San Francisco-based startup Outbox, which converts snailmail into digital formats and places it online, has raised a further $5 million in Series A funding (it raised $2.2 million just two years ago). Although it’s not the first firm to convert physical mail to digital (there’s Zumbox, for example), it is capitalizing on the massive trend toward online communication. And there’s little doubt that most seasoned tech product managers will agree that there’s gold to be mined in that transition.
Proven popularity
The latest funding round was led by its existing investor, Floodgate, with participation from Expansion VC, Correlation Ventures, Founders Fund, Peterson Ventures, TDF Ventures and WTI, although 80 smaller investors also contributed through AngelList.
During early testing, just three percent of its test users canceled before it went live. Now that it has, its waiting list has run into the thousands and it’s expected to come out of closed beta later this year.
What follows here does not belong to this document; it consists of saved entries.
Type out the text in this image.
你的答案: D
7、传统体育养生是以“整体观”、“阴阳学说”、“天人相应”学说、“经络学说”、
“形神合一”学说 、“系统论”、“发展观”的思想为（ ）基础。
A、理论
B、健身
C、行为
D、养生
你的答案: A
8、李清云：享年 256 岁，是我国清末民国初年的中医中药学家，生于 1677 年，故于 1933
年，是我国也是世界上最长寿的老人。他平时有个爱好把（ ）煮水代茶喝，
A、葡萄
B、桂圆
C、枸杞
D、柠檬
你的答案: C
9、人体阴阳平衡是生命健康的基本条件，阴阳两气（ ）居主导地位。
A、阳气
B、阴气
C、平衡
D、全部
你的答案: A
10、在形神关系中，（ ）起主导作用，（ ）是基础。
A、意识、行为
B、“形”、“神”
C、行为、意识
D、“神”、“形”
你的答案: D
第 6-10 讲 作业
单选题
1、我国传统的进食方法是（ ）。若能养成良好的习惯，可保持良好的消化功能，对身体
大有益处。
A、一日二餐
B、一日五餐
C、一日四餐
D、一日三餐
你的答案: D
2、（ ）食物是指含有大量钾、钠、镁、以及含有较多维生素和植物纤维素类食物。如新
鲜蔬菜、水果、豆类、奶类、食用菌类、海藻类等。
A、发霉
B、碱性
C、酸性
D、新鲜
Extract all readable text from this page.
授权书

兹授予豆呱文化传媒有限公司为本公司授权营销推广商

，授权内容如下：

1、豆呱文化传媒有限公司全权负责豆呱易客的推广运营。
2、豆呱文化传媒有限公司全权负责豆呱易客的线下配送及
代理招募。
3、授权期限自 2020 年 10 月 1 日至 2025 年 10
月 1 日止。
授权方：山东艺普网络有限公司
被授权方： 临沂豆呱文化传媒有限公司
For the intrigued product manager, the services run as follows. Designed chiefly for urban markets, the company collects mail from subscribers’ physical mailboxes three times a week. Small packages will be transferred to an Outbox-branded mailer and placed in the hands of front desk staff or the building concierge (they can also be delivered to alternative destinations if requested, like the user’s workplace). Paper mail is scanned and converted to digital, whereupon it can be accessed via web, iPad, iPhone or Android in a kind of Dropbox for mail.
Expansion plans
Product managers who may be feeling a little uneasy about the prospective success of a venture that involves third parties (or “un-postmen”, as Outbox calls its operatives) rifling through private mail may be mistaken. Outbox says its service is actually more secure than ordinary physical mail. Once documents have been scanned and put online, the hard copies are safely shredded, not just tossed in the garbage as so many of us are inclined to do with physical mail.
And any remaining product manager skepticism will be dispelled by Outbox’s potential versatility: co-founder Will Davis says that it can be adapted for additional applications, like check deposits or bill payments.
The new investment is likely to be ploughed into service expansion, with New York, Boston, Chicago, Washington, D.C. and L.A. on the company’s list of priorities.